Progressive defeats ERISA challenge to tobacco and vaccine surcharges

Ruling lands amid a growing wave of similar lawsuits against major US employers

Progressive defeats ERISA challenge to tobacco and vaccine surcharges

A federal court just handed employers a win in the escalating fight over workplace wellness program surcharges – and HR teams should take note.

On March 20, 2026, Judge David A. Ruiz of the U.S. District Court for the Northern District of Ohio dismissed all five claims brought by current and former Progressive Corporation employees who challenged the company's tobacco and COVID-19 vaccine surcharges under its health benefits plan. The case tackled questions that sit at the center of how HR departments design and communicate wellness incentives.

The dispute centered on Progressive's wellness program, which reduced health insurance premiums for employees who were tobacco-free or, during 2022, vaccinated against COVID-19. Tobacco-free workers paid $15 less per pay period, while vaccinated employees paid $25 less per pay period that year. Plaintiffs Andrea D. Greene and James M. Vaughan argued these premium differences were not wellness incentives but discriminatory surcharges that violated the Employee Retirement Income Security Act.

Their case rested on two main arguments. First, they claimed the plan failed to deliver what ERISA calls the "full reward" because employees who quit smoking or got vaccinated midyear were not retroactively reimbursed for the higher premiums they had already paid. Progressive's plan required employees to stay tobacco-free for twelve months before qualifying for the discount going forward, with no refund of past surcharges. Second, the employees alleged that plan materials did not properly inform them about alternative ways to earn the reward.

The court rejected both arguments. On the notice issue, Progressive's Summary Plan Description included a wellness program notice telling employees that rewards were available to all, that those who could not meet a standard might qualify for an alternative, and that they could call the HR Service Center to work out a suitable program with the help of a personal physician. The court found this language effectively mirrored the sample disclosure published by the Department of Labor in its own regulations and met the legal standard.

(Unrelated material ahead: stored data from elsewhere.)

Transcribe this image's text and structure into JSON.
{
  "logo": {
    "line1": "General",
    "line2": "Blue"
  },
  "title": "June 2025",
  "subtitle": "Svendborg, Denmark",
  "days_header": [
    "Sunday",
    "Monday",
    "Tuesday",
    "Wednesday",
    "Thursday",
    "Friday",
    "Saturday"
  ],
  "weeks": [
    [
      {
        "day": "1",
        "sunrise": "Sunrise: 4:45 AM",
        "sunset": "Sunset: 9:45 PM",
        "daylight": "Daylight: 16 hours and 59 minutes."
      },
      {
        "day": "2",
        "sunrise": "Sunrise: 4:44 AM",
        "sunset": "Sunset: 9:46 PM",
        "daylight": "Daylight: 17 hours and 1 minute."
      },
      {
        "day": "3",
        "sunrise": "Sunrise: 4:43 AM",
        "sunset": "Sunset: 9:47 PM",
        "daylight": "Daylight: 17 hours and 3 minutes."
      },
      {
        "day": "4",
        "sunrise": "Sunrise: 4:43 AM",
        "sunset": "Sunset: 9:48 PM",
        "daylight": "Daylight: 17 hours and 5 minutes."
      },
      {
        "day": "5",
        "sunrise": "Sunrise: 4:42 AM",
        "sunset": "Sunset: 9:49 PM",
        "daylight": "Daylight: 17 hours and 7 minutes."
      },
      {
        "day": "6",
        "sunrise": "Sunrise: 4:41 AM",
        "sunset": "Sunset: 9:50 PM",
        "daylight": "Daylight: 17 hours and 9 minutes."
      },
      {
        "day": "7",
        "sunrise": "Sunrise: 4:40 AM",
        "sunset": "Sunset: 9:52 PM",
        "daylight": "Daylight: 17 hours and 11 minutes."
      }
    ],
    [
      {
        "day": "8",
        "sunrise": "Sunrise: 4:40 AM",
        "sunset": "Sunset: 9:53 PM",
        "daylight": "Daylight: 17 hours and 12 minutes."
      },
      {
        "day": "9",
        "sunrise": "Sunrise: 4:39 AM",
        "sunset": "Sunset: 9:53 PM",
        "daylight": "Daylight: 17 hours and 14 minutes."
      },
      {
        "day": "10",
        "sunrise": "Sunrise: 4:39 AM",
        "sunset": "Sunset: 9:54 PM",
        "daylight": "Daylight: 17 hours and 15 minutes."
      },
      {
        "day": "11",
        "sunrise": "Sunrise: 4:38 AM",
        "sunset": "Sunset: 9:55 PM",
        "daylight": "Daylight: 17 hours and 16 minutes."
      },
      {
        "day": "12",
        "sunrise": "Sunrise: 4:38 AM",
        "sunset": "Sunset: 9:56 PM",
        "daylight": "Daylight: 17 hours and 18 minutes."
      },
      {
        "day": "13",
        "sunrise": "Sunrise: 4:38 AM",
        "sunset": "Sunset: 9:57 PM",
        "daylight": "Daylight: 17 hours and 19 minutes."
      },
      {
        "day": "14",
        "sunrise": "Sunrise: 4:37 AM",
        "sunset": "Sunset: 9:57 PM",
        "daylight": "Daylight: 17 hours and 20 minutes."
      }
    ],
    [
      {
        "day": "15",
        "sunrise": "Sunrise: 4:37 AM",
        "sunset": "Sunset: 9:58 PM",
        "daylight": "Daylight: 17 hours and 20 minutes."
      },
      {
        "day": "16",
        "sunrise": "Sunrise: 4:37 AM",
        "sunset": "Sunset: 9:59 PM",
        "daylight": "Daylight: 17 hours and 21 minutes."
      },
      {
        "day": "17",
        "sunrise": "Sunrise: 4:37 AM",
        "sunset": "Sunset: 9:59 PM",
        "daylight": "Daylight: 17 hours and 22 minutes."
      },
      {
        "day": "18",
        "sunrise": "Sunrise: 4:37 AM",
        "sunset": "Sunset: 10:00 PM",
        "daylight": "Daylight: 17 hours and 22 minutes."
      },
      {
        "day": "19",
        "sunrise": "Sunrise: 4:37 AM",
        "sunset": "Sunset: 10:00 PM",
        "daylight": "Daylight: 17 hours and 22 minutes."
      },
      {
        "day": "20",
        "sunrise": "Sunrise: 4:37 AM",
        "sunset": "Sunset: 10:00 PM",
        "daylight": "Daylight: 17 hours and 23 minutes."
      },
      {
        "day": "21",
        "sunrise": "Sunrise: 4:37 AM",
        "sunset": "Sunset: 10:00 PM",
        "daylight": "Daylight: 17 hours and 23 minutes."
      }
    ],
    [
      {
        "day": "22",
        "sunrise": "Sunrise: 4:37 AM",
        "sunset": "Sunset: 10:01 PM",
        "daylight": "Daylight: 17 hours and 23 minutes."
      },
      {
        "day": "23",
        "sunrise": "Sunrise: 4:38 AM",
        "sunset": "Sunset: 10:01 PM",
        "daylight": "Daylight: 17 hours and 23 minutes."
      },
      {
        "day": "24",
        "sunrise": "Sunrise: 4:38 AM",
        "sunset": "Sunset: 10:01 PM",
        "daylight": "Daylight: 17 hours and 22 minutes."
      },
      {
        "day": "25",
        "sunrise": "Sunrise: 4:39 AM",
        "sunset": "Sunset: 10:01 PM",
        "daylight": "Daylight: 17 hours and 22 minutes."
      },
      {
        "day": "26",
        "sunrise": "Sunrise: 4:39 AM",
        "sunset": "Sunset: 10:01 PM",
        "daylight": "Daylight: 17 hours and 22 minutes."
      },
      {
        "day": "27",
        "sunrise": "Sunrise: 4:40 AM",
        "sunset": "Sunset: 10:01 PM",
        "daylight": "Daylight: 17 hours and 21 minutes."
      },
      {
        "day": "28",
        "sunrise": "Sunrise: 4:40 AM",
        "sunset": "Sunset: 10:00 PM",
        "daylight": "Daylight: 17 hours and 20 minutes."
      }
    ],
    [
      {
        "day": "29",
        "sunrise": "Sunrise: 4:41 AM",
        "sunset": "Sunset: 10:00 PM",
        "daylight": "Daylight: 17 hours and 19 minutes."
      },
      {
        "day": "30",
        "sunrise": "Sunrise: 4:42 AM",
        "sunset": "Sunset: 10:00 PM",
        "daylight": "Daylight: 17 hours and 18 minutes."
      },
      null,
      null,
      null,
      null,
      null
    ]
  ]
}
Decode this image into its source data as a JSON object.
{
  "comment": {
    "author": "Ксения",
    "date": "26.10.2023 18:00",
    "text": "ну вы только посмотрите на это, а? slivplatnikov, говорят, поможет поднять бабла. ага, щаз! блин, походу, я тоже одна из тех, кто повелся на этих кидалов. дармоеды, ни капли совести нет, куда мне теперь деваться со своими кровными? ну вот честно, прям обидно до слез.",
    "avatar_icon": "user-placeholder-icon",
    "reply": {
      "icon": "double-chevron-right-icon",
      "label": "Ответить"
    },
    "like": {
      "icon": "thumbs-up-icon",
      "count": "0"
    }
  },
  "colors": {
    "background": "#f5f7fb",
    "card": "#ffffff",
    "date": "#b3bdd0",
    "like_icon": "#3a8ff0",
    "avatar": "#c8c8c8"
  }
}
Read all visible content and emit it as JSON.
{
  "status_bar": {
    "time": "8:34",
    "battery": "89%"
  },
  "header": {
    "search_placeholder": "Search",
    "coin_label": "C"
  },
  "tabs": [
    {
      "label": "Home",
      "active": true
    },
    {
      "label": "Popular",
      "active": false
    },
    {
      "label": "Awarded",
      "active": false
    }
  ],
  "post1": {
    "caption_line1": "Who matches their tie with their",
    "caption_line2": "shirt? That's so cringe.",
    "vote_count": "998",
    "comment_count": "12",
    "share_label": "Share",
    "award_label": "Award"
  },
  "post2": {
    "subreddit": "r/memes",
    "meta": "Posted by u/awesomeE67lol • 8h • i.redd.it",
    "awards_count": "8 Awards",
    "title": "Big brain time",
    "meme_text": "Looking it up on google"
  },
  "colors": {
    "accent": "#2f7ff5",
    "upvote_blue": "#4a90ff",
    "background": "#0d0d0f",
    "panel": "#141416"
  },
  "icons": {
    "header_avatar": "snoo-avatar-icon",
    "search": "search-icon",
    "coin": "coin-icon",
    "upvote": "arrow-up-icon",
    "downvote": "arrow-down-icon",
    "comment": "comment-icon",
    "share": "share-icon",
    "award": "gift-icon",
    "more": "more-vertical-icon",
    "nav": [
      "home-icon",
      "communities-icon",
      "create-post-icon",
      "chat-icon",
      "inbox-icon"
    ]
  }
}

The retroactive reimbursement question placed the court in the middle of a widening disagreement among federal judges. The employees pointed to a Department of Labor preamble example suggesting that surcharges should be refunded for earlier months once an employee satisfies a wellness standard. The court declined to treat that agency interpretation as binding, finding that the regulation simply repeated the statutory language without adding independent meaning. Reading the statute on its own terms, the court concluded that fully removing the surcharge going forward satisfies the "full reward" requirement – there is no obligation to refund what was charged before.

The fiduciary duty claim fell away on separate grounds. The court found that Progressive was acting as a plan designer, not a plan administrator exercising discretion, when it built the surcharge structure. Under established law, employers making decisions about how a plan is set up are not held to the fiduciary standard that applies to those managing plan assets or making benefit determinations.

The ruling matters for HR professionals because it arrives alongside a string of similar lawsuits against major employers including PepsiCo, Whole Foods, Bally's, and Performance Food Group. Courts remain split on the retroactive reimbursement question, meaning the legal landscape is still shifting. HR teams managing wellness programs should ensure their plan notices closely track the Department of Labor's sample language, document how alternative standards are communicated, and stay aware that this issue may eventually be resolved at the appellate level.